The x32 ABI specifies, among other things, 32-bit pointers for code generated for the x86_64 architecture. It combines the advantages of the x86_64 architecture (including 64-bit CPU registers) with the reduced overhead of 32-bit pointers.
The <stdint.h>
header defines typedefs int_fast8_t
, int_fast16_t
, int_fast32_t
, and int_fast64_t
(and corresponding unsigned types uint_fast8_t
et al), each of which is:
an integer type that is usually fastest to operate with among all integer types that have at least the specified width
with a footnote:
The designated type is not guaranteed to be fastest for all purposes; if the implementation has no clear grounds for choosing one type over another, it will simply pick some integer type satisfying the signedness and width requirements.
(Quoted from the N1570 C11 draft.)
The question is, how should [u]int_fast16_t
and [u]int_fast32_t
types be defined for the x86_64 architecture, with or without the x32 ABI? Is there an x32 document that specifies these types? Should they be compatible with the 32-bit x86 definitions (both 32 bits) or, since x32 has access to 64-bit CPU registers, should they be the same size with or without the x32 ABI? (Note that the x86_64 has 64-bit registers regardless of whether the x32 ABI is in use or not.)

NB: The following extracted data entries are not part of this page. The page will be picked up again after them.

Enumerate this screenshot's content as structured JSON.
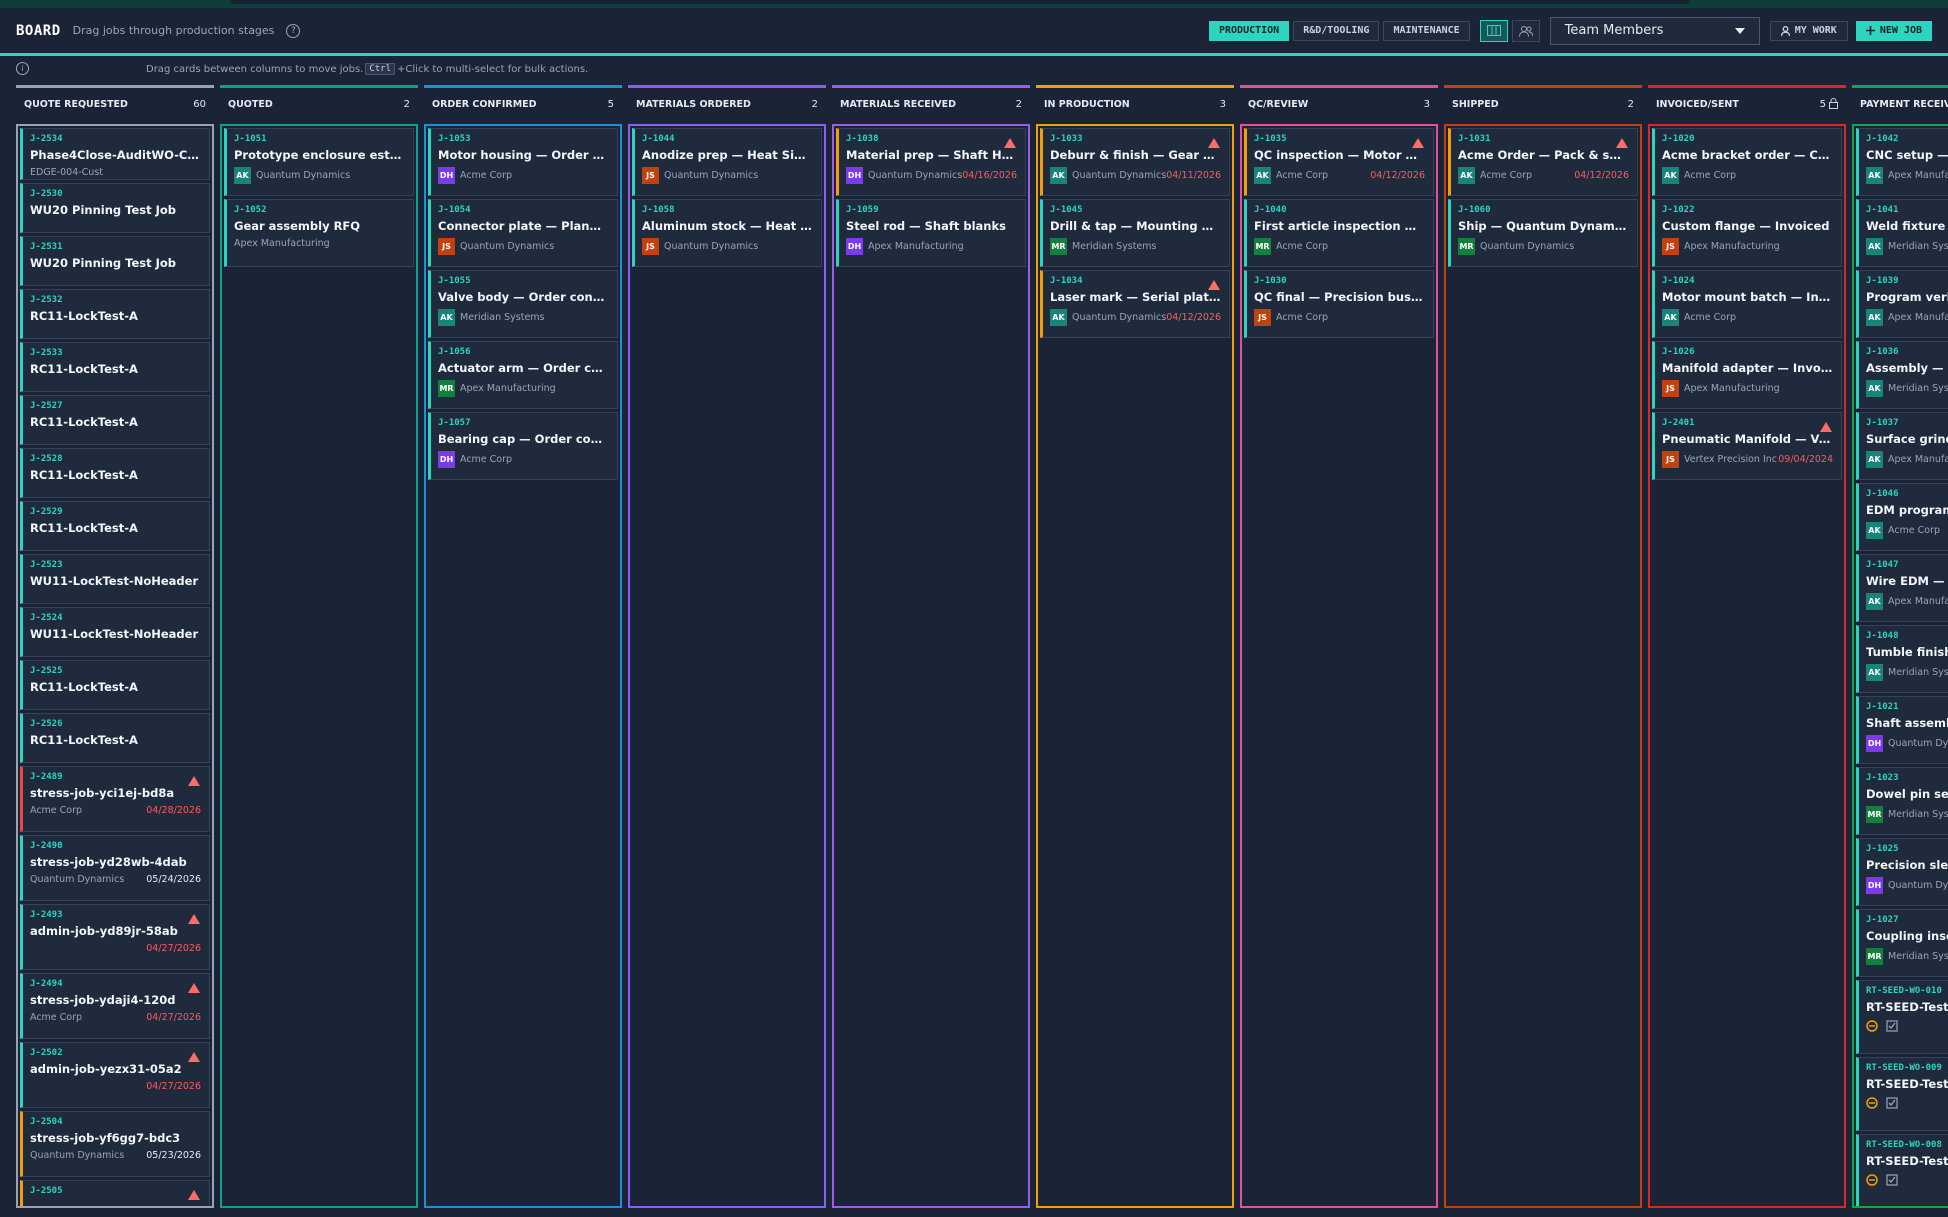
{
  "header": {
    "title": "BOARD",
    "subtitle": "Drag jobs through production stages",
    "help_icon": "question-circle-icon",
    "tabs": [
      {
        "label": "PRODUCTION",
        "active": true
      },
      {
        "label": "R&D/TOOLING",
        "active": false
      },
      {
        "label": "MAINTENANCE",
        "active": false
      }
    ],
    "team_select": "Team Members",
    "my_work": "MY WORK",
    "new_job": "NEW JOB",
    "accent": "#2dd4bf"
  },
  "hint": {
    "before": "Drag cards between columns to move jobs.",
    "key": "Ctrl",
    "after": "+Click to multi-select for bulk actions."
  },
  "avatars": {
    "AK": "#17857a",
    "DH": "#7c3aed",
    "JS": "#c2410c",
    "MR": "#15803d"
  },
  "columns": [
    {
      "title": "QUOTE REQUESTED",
      "count": "60",
      "color": "#9ca3af",
      "cards": [
        {
          "id": "J-2534",
          "title": "Phase4Close-AuditWO-Create",
          "cust": "EDGE-004-Cust",
          "bar": "#2dd4bf"
        },
        {
          "id": "J-2530",
          "title": "WU20 Pinning Test Job",
          "bar": "#2dd4bf"
        },
        {
          "id": "J-2531",
          "title": "WU20 Pinning Test Job",
          "bar": "#2dd4bf"
        },
        {
          "id": "J-2532",
          "title": "RC11-LockTest-A",
          "bar": "#2dd4bf"
        },
        {
          "id": "J-2533",
          "title": "RC11-LockTest-A",
          "bar": "#2dd4bf"
        },
        {
          "id": "J-2527",
          "title": "RC11-LockTest-A",
          "bar": "#2dd4bf"
        },
        {
          "id": "J-2528",
          "title": "RC11-LockTest-A",
          "bar": "#2dd4bf"
        },
        {
          "id": "J-2529",
          "title": "RC11-LockTest-A",
          "bar": "#2dd4bf"
        },
        {
          "id": "J-2523",
          "title": "WU11-LockTest-NoHeader",
          "bar": "#2dd4bf"
        },
        {
          "id": "J-2524",
          "title": "WU11-LockTest-NoHeader",
          "bar": "#2dd4bf"
        },
        {
          "id": "J-2525",
          "title": "RC11-LockTest-A",
          "bar": "#2dd4bf"
        },
        {
          "id": "J-2526",
          "title": "RC11-LockTest-A",
          "bar": "#2dd4bf"
        },
        {
          "id": "J-2489",
          "title": "stress-job-yci1ej-bd8a",
          "cust": "Acme Corp",
          "date": "04/28/2026",
          "overdue": true,
          "warn": true,
          "bar": "#ef4444"
        },
        {
          "id": "J-2490",
          "title": "stress-job-yd28wb-4dab",
          "cust": "Quantum Dynamics",
          "date": "05/24/2026",
          "bar": "#2dd4bf"
        },
        {
          "id": "J-2493",
          "title": "admin-job-yd89jr-58ab",
          "date": "04/27/2026",
          "overdue": true,
          "warn": true,
          "bar": "#2dd4bf"
        },
        {
          "id": "J-2494",
          "title": "stress-job-ydaji4-120d",
          "cust": "Acme Corp",
          "date": "04/27/2026",
          "overdue": true,
          "warn": true,
          "bar": "#2dd4bf"
        },
        {
          "id": "J-2502",
          "title": "admin-job-yezx31-05a2",
          "date": "04/27/2026",
          "overdue": true,
          "warn": true,
          "bar": "#2dd4bf"
        },
        {
          "id": "J-2504",
          "title": "stress-job-yf6gg7-bdc3",
          "cust": "Quantum Dynamics",
          "date": "05/23/2026",
          "bar": "#f59e0b"
        },
        {
          "id": "J-2505",
          "title": "",
          "warn": true,
          "bar": "#f59e0b"
        }
      ]
    },
    {
      "title": "QUOTED",
      "count": "2",
      "color": "#0f9f8a",
      "cards": [
        {
          "id": "J-1051",
          "title": "Prototype enclosure estimate",
          "av": "AK",
          "cust": "Quantum Dynamics",
          "bar": "#2dd4bf"
        },
        {
          "id": "J-1052",
          "title": "Gear assembly RFQ",
          "cust": "Apex Manufacturing",
          "bar": "#2dd4bf"
        }
      ]
    },
    {
      "title": "ORDER CONFIRMED",
      "count": "5",
      "color": "#1e90d8",
      "cards": [
        {
          "id": "J-1053",
          "title": "Motor housing — Order confirmed",
          "av": "DH",
          "cust": "Acme Corp",
          "bar": "#2dd4bf"
        },
        {
          "id": "J-1054",
          "title": "Connector plate — Planning",
          "av": "JS",
          "cust": "Quantum Dynamics",
          "bar": "#2dd4bf"
        },
        {
          "id": "J-1055",
          "title": "Valve body — Order confirmed",
          "av": "AK",
          "cust": "Meridian Systems",
          "bar": "#2dd4bf"
        },
        {
          "id": "J-1056",
          "title": "Actuator arm — Order confirmed",
          "av": "MR",
          "cust": "Apex Manufacturing",
          "bar": "#2dd4bf"
        },
        {
          "id": "J-1057",
          "title": "Bearing cap — Order confirmed",
          "av": "DH",
          "cust": "Acme Corp",
          "bar": "#2dd4bf"
        }
      ]
    },
    {
      "title": "MATERIALS ORDERED",
      "count": "2",
      "color": "#8b5cf6",
      "cards": [
        {
          "id": "J-1044",
          "title": "Anodize prep — Heat Sink Array",
          "av": "JS",
          "cust": "Quantum Dynamics",
          "bar": "#2dd4bf"
        },
        {
          "id": "J-1058",
          "title": "Aluminum stock — Heat Sink",
          "av": "JS",
          "cust": "Quantum Dynamics",
          "bar": "#2dd4bf"
        }
      ]
    },
    {
      "title": "MATERIALS RECEIVED",
      "count": "2",
      "color": "#9b5de5",
      "cards": [
        {
          "id": "J-1038",
          "title": "Material prep — Shaft Housing",
          "av": "DH",
          "cust": "Quantum Dynamics",
          "date": "04/16/2026",
          "overdue": true,
          "warn": true,
          "bar": "#f59e0b"
        },
        {
          "id": "J-1059",
          "title": "Steel rod — Shaft blanks",
          "av": "DH",
          "cust": "Apex Manufacturing",
          "bar": "#2dd4bf"
        }
      ]
    },
    {
      "title": "IN PRODUCTION",
      "count": "3",
      "color": "#f59e0b",
      "cards": [
        {
          "id": "J-1033",
          "title": "Deburr & finish — Gear Blank",
          "av": "AK",
          "cust": "Quantum Dynamics",
          "date": "04/11/2026",
          "overdue": true,
          "warn": true,
          "bar": "#f59e0b"
        },
        {
          "id": "J-1045",
          "title": "Drill & tap — Mounting Block",
          "av": "MR",
          "cust": "Meridian Systems",
          "bar": "#2dd4bf"
        },
        {
          "id": "J-1034",
          "title": "Laser mark — Serial plates (50 pcs)",
          "av": "AK",
          "cust": "Quantum Dynamics",
          "date": "04/12/2026",
          "overdue": true,
          "warn": true,
          "bar": "#f59e0b"
        }
      ]
    },
    {
      "title": "QC/REVIEW",
      "count": "3",
      "color": "#e0509e",
      "cards": [
        {
          "id": "J-1035",
          "title": "QC inspection — Motor Mount Bracket",
          "av": "AK",
          "cust": "Acme Corp",
          "date": "04/12/2026",
          "overdue": true,
          "warn": true,
          "bar": "#f59e0b"
        },
        {
          "id": "J-1040",
          "title": "First article inspection — Flange",
          "av": "MR",
          "cust": "Acme Corp",
          "bar": "#2dd4bf"
        },
        {
          "id": "J-1030",
          "title": "QC final — Precision bushing",
          "av": "JS",
          "cust": "Acme Corp",
          "bar": "#2dd4bf"
        }
      ]
    },
    {
      "title": "SHIPPED",
      "count": "2",
      "color": "#c2410c",
      "cards": [
        {
          "id": "J-1031",
          "title": "Acme Order — Pack & ship",
          "av": "AK",
          "cust": "Acme Corp",
          "date": "04/12/2026",
          "overdue": true,
          "warn": true,
          "bar": "#f59e0b"
        },
        {
          "id": "J-1060",
          "title": "Ship — Quantum Dynamics order",
          "av": "MR",
          "cust": "Quantum Dynamics",
          "bar": "#2dd4bf"
        }
      ]
    },
    {
      "title": "INVOICED/SENT",
      "count": "5",
      "lock": true,
      "color": "#dc2626",
      "cards": [
        {
          "id": "J-1020",
          "title": "Acme bracket order — Complete",
          "av": "AK",
          "cust": "Acme Corp",
          "bar": "#2dd4bf"
        },
        {
          "id": "J-1022",
          "title": "Custom flange — Invoiced",
          "av": "JS",
          "cust": "Apex Manufacturing",
          "bar": "#2dd4bf"
        },
        {
          "id": "J-1024",
          "title": "Motor mount batch — Invoiced",
          "av": "AK",
          "cust": "Acme Corp",
          "bar": "#2dd4bf"
        },
        {
          "id": "J-1026",
          "title": "Manifold adapter — Invoiced",
          "av": "JS",
          "cust": "Apex Manufacturing",
          "bar": "#2dd4bf"
        },
        {
          "id": "J-2401",
          "title": "Pneumatic Manifold — Vertex Precision",
          "av": "JS",
          "cust": "Vertex Precision Inc",
          "date": "09/04/2024",
          "overdue": true,
          "warn": true,
          "bar": "#2dd4bf"
        }
      ]
    },
    {
      "title": "PAYMENT RECEIVED",
      "count": "",
      "color": "#16a34a",
      "cards": [
        {
          "id": "J-1042",
          "title": "CNC setup — Bracket",
          "av": "AK",
          "cust": "Apex Manufacturing",
          "bar": "#2dd4bf"
        },
        {
          "id": "J-1041",
          "title": "Weld fixture alignment",
          "av": "AK",
          "cust": "Meridian Systems",
          "bar": "#2dd4bf"
        },
        {
          "id": "J-1039",
          "title": "Program verify",
          "av": "AK",
          "cust": "Apex Manufacturing",
          "bar": "#2dd4bf"
        },
        {
          "id": "J-1036",
          "title": "Assembly — Pneumatic",
          "av": "AK",
          "cust": "Meridian Systems",
          "bar": "#2dd4bf"
        },
        {
          "id": "J-1037",
          "title": "Surface grind",
          "av": "AK",
          "cust": "Apex Manufacturing",
          "bar": "#2dd4bf"
        },
        {
          "id": "J-1046",
          "title": "EDM programming",
          "av": "AK",
          "cust": "Acme Corp",
          "bar": "#2dd4bf"
        },
        {
          "id": "J-1047",
          "title": "Wire EDM — Punch",
          "av": "AK",
          "cust": "Apex Manufacturing",
          "bar": "#2dd4bf"
        },
        {
          "id": "J-1048",
          "title": "Tumble finish",
          "av": "AK",
          "cust": "Meridian Systems",
          "bar": "#2dd4bf"
        },
        {
          "id": "J-1021",
          "title": "Shaft assembly",
          "av": "DH",
          "cust": "Quantum Dynamics",
          "bar": "#2dd4bf"
        },
        {
          "id": "J-1023",
          "title": "Dowel pin set",
          "av": "MR",
          "cust": "Meridian Systems",
          "bar": "#2dd4bf"
        },
        {
          "id": "J-1025",
          "title": "Precision sleeve",
          "av": "DH",
          "cust": "Quantum Dynamics",
          "bar": "#2dd4bf"
        },
        {
          "id": "J-1027",
          "title": "Coupling insert",
          "av": "MR",
          "cust": "Meridian Systems",
          "bar": "#2dd4bf"
        },
        {
          "id": "RT-SEED-WO-010",
          "title": "RT-SEED-Test job",
          "icons": true,
          "bar": "#2dd4bf"
        },
        {
          "id": "RT-SEED-WO-009",
          "title": "RT-SEED-Test job",
          "icons": true,
          "bar": "#2dd4bf"
        },
        {
          "id": "RT-SEED-WO-008",
          "title": "RT-SEED-Test job",
          "icons": true,
          "bar": "#2dd4bf"
        }
      ]
    }
  ]
}
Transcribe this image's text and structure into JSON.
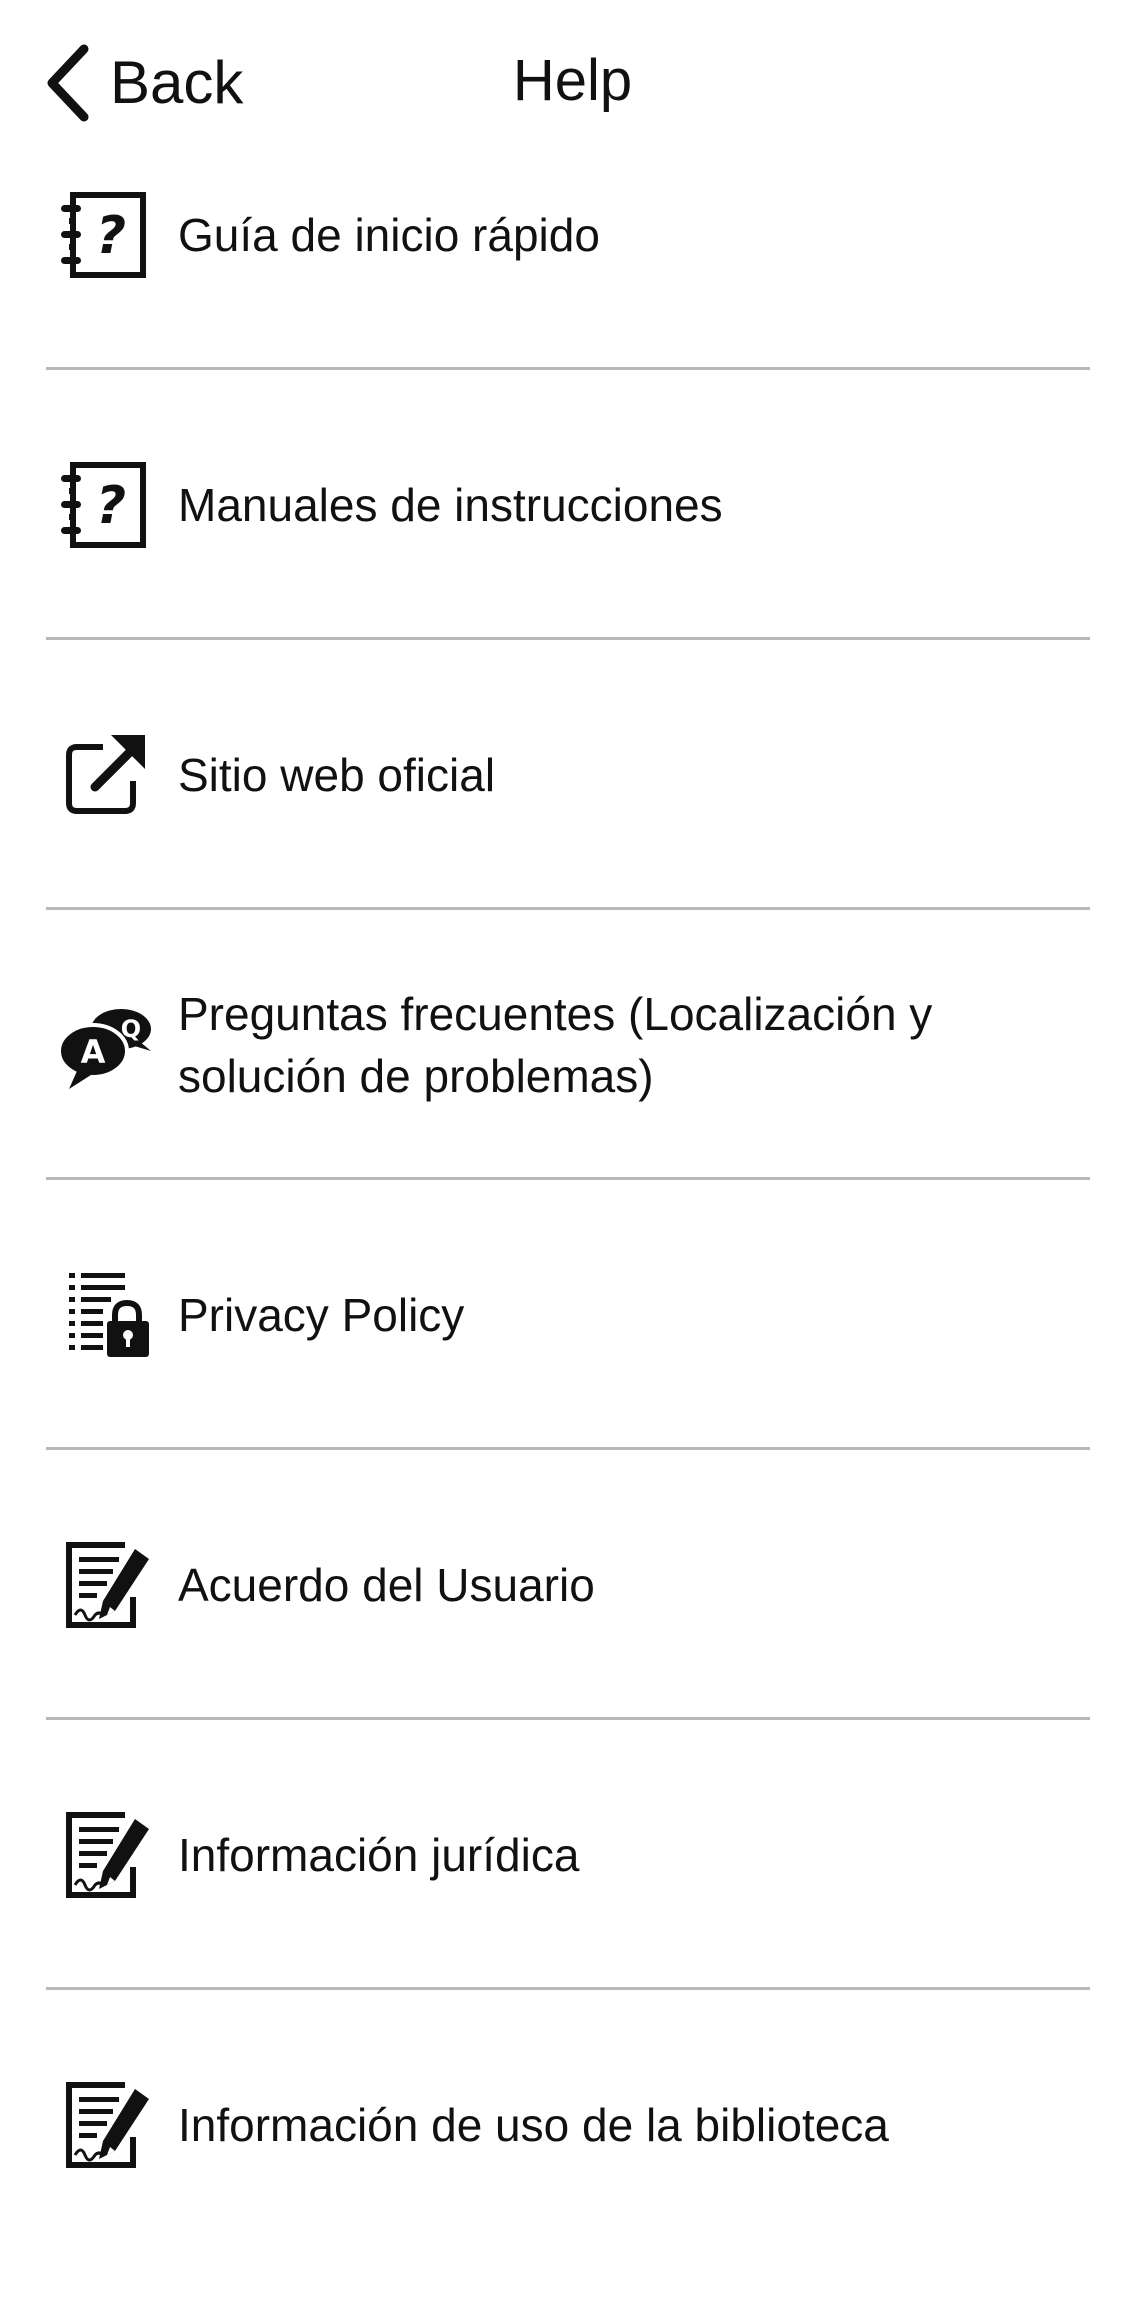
{
  "header": {
    "back_label": "Back",
    "title": "Help"
  },
  "items": [
    {
      "label": "Guía de inicio rápido",
      "icon": "manual-question-icon"
    },
    {
      "label": "Manuales de instrucciones",
      "icon": "manual-question-icon"
    },
    {
      "label": "Sitio web oficial",
      "icon": "external-link-icon"
    },
    {
      "label": "Preguntas frecuentes (Localización y solución de problemas)",
      "icon": "faq-qa-icon"
    },
    {
      "label": "Privacy Policy",
      "icon": "document-lock-icon"
    },
    {
      "label": "Acuerdo del Usuario",
      "icon": "signed-document-icon"
    },
    {
      "label": "Información jurídica",
      "icon": "signed-document-icon"
    },
    {
      "label": "Información de uso de la biblioteca",
      "icon": "signed-document-icon"
    }
  ],
  "colors": {
    "background": "#ffffff",
    "text": "#111111",
    "divider": "#b8b8b8"
  }
}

Here's a test program (which depends on the gcc-specific __x86_64__
macro):
#include <stdio.h>
#include <stdint.h>
#include <limits.h>
int main(void) {
#if defined __x86_64__ && SIZE_MAX == 0xFFFFFFFF
puts("This is x86_64 with the x32 ABI");
#elif defined __x86_64__ && SIZE_MAX > 0xFFFFFFFF
puts("This is x86_64 without the x32 ABI");
#else
puts("This is not x86_64");
#endif
printf("uint_fast8_t is %2zu bits\n", CHAR_BIT * sizeof (uint_fast8_t));
printf("uint_fast16_t is %2zu bits\n", CHAR_BIT * sizeof (uint_fast16_t));
printf("uint_fast32_t is %2zu bits\n", CHAR_BIT * sizeof (uint_fast32_t));
printf("uint_fast64_t is %2zu bits\n", CHAR_BIT * sizeof (uint_fast64_t));
}
When I compile it with gcc -m64
, the output is:
This is x86_64 without the x32 ABI
uint_fast8_t is 8 bits
uint_fast16_t is 64 bits
uint_fast32_t is 64 bits
uint_fast64_t is 64 bits
When I compile it with gcc -mx32
, the output is:
This is x86_64 with the x32 ABI
uint_fast8_t is 8 bits
uint_fast16_t is 32 bits
uint_fast32_t is 32 bits
uint_fast64_t is 64 bits
(which, apart from the first line, matches the output with gcc -m32
, which generates 32-bit x86 code).
Is this a bug in glibc (which defines the <stdint.h>
header), or is it following some x32 ABI requirement? There are no references to the [u]int_fastN_t
types in either the x32 ABI document or the x86_64 ABI document, but there could be something else that specifies it.
One could argue that the fast16 and fast32 types should be 64 bits with or with x32, since 64-bit registers are available; would that makes more sense that the current behavior?
(I've substantially edited the original question, which asked only about the x32 ABI. The question now asks about x86_64 with or without x32.)
Tough. Let's just take int_fast8_t. If a developer uses a large array to store lots of 8 bit signed integers, then int8_t will be fastest because of caching. I'd declare that using large arrays of int_fast8_t is likely a bad idea.
You'd need to take a large codebase, and systematically replace int8_t and signed chars and plain char if it is signed with int_fast8_t. Then benchmark the code using different typedefs for int_fast8_t, and measure what's fastest.
Note that undefined behaviour is going to change. For example assigning 255 will give a result of -1 if the type is int8_t and 255 otherwise.